Now, let's look back at the whole point of this discussion, which in your many paragraphs, you granted only one sentence to: "Why that happens is a different rabbit hole.", where there is some kind of variation that causes some servers to grant 40 and on others grant 41.
If you actually look at the source code for glibc (or UCRT, if you reverse engineered it), you'll see they don't use the instructions you mentioned. This is why in my response, I expected this to be the most likely cause of that difference, and then put a very, very low chance on some other system. These implementations are constant on any one system, but vary based on what implementation is on that system. Far from the "random" you somehow interpreted.

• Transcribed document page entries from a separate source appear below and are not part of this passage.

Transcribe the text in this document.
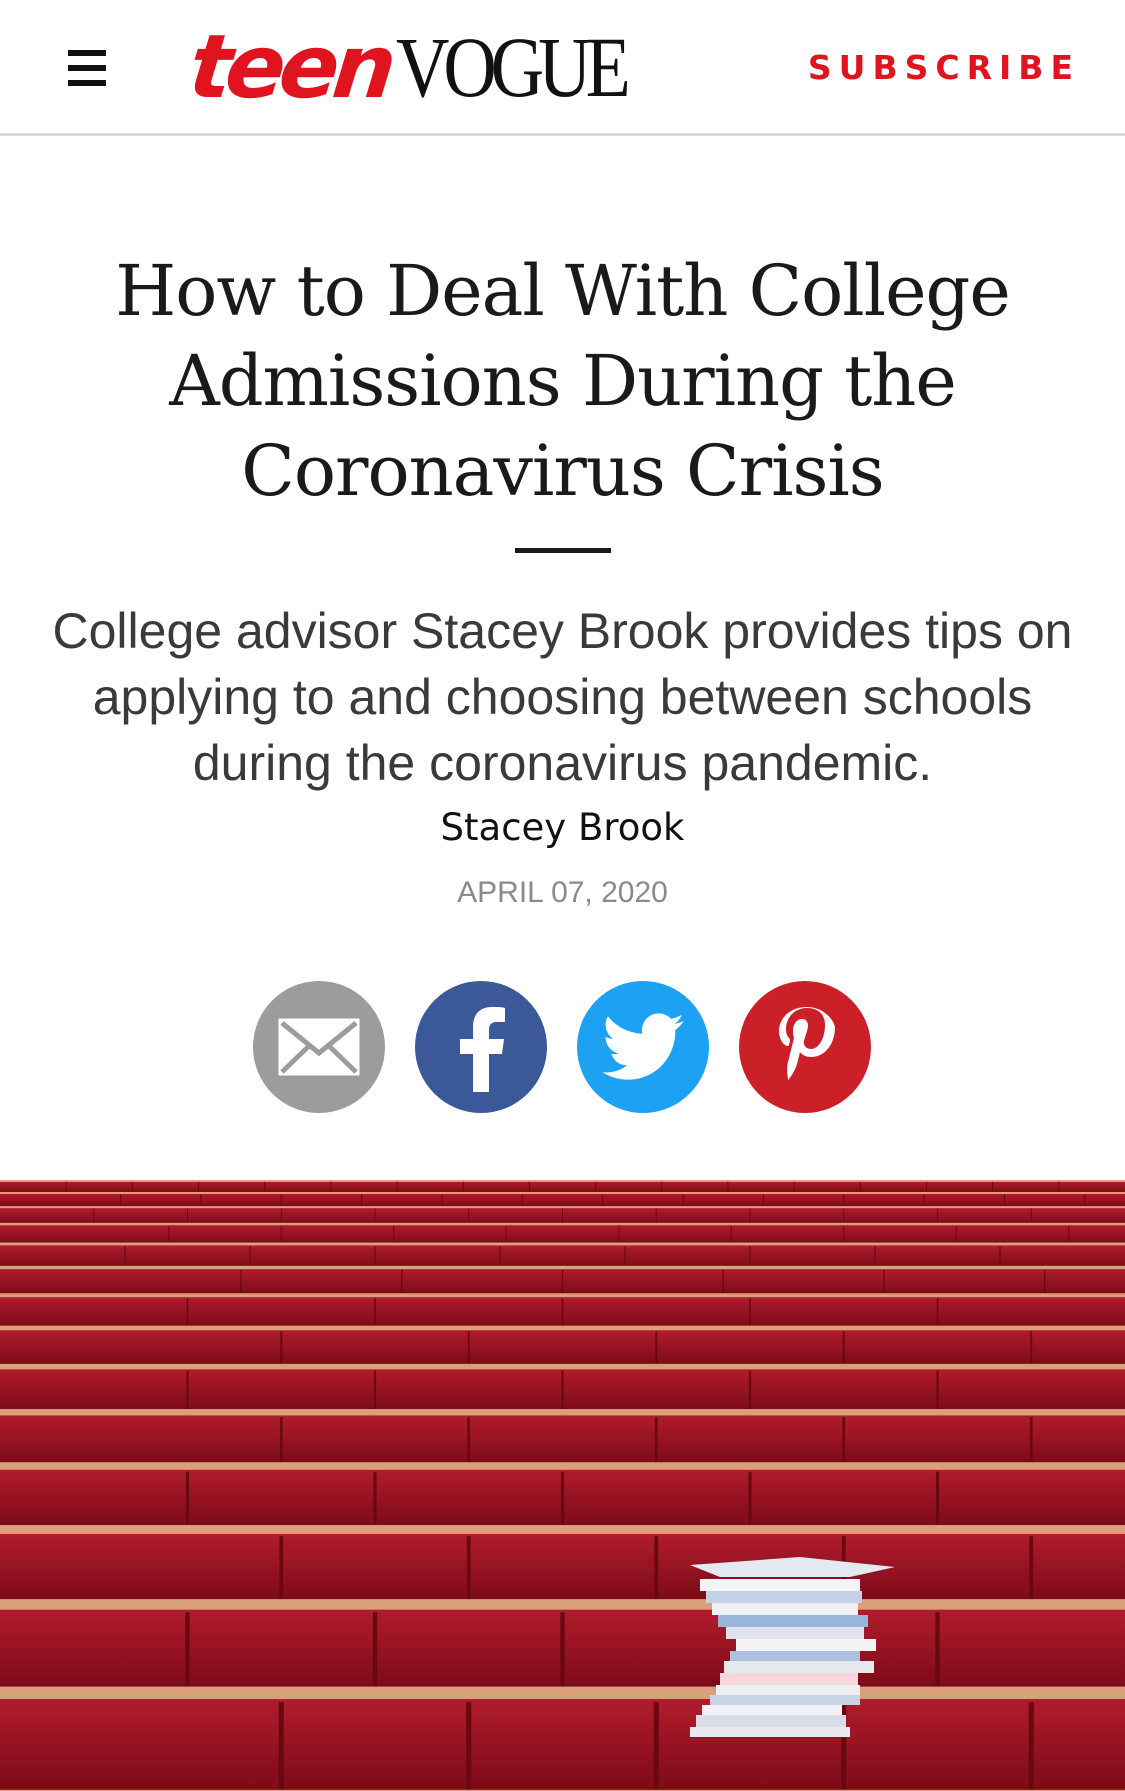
teenVOGUE	SUBSCRIBE
How to Deal With College Admissions During the Coronavirus Crisis
College advisor Stacey Brook provides tips on applying to and choosing between schools during the coronavirus pandemic.
Stacey Brook
APRIL 07, 2020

Anyways, to make it more clear: when I laid out every single aspect of the system which computes this value (notice how I listed out operation (4) but did not identify it as a cause, because there was no new data involved in the operation), and talked about error, I was talking about the IEEE 754 representations of those values, but I didn't bother to actually check the representation as you did, so thank you for that. To be even more specific:
"combined with the result of (1). Given that this is a ceil, you wouldn't need a huge error for it to bump up to 41."
I was talking about the representation of 0.2f, which I did not look at exactly, but suspected was the cause.
"it is likely the attribute manager causing it (3), but I find it extremely unlikely it could create an error large enough to see this discrepancy."
I was talking about the representations of the various numbers used in the attribute manager system, which again, I did not bother to look up.
Given that "floating point error" is a standard term, I struggle to see what really tripped you up here and caused you to so confidently write up this response without a single doubt. Looking forward to your reply. Hope this finds you well.